PERGUNTA: Tratando-se de possuidor, portanto, sem título registrado em cartório, é possível a expropriação-sanção?

A lei 8.257/91 que regulamenta a matéria é expressa ao dizer que: “Art. 4° As glebas referidas nesta lei, sujeitas à expropriação, são aquelas possuídas a qualquer título”, ou seja, independentemente da condição do titular, se posseiro ou proprietário, poderá ocorrer normalmente a expropriação. Para o STJ, inclusive, o caso gera responsabilidade objetiva do proprietário/possuidor:

PROCESSUAL CIVIL E ADMINISTRATIVO. TERRAS UTILIZADAS PARA O CULTIVO DE PLANTAS PSICOTRÓPICAS. EXPROPRIAÇÃO. LEI 8.257/91, ART. 1º. CONSTITUIÇÃO FEDERAL, ART. 243. EXISTÊNCIA DE RESPONSABILIDADE OBJETIVA. IDENTIFICAÇÃO DO REAL PROPRIETÁRIO DAS GLEBAS CONSTRINGIDAS. POSSIBILIDADE DE DILIGÊNCIAS. ATENDIMENTO À FUNÇÃO ATIVA DO JUIZ E À FINALIDADE SOCIAL DA NORMA. 1. É objetiva a responsabilidade do proprietário de glebas usadas para o plantio de espécies psicotrópicas, sendo, em consequência, irrelevante a existência ou inexistência de culpa na utilização criminosa. 2. É de todo cabível e oportuna a realização de diligências que objetivem identificar o real proprietário de terras comprovadamente empregadas para o cultivo ilegal de plantas psicotrópicas. 3. Na espécie, ante a caracterizada indeterminação do proprietário das glebas, cumpre-se anular o acórdão e a sentença com a intenção da conferir efetividade ao art. 243 da Constituição Federal, bem assim, atender à finalidade social inscrita na Lei 8.257/91. 4. Recurso especial conhecido e provido. (REsp 498.742/PE, Rel. Ministro JOSÉ DELGADO, PRIMEIRA TURMA, julgado em 16/09/2003, DJ 24/11/2003, p. 222)
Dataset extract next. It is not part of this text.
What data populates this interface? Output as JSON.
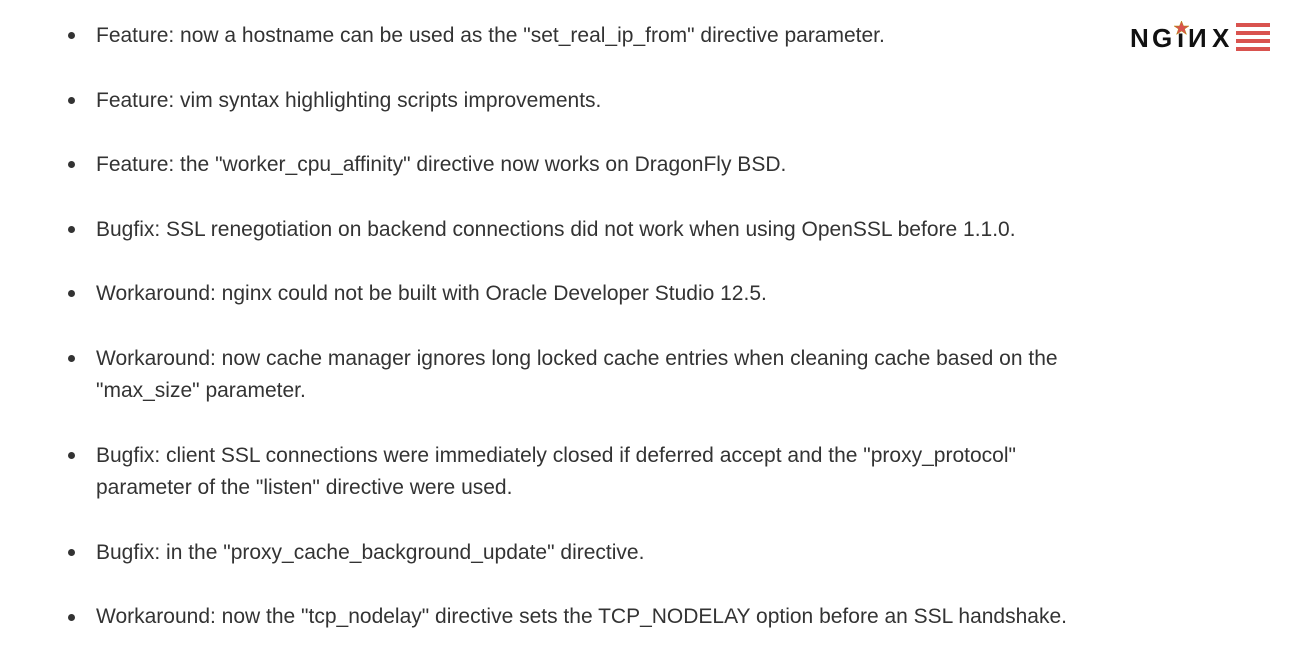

Outro ponto interessante que deve ser analisado é o fato de que a expropriação-sanção não se confunde com os efeitos naturais da sentença condenatória, já que será apreciada e decidida em ação autônoma, no juízo cível e regida pela lei 8.257/91.

Por outro lado, os efeitos previstos no CP (art. 91,92) e art. 63, da LD, dependem efetivamente do trânsito em julgado para serem aplicados.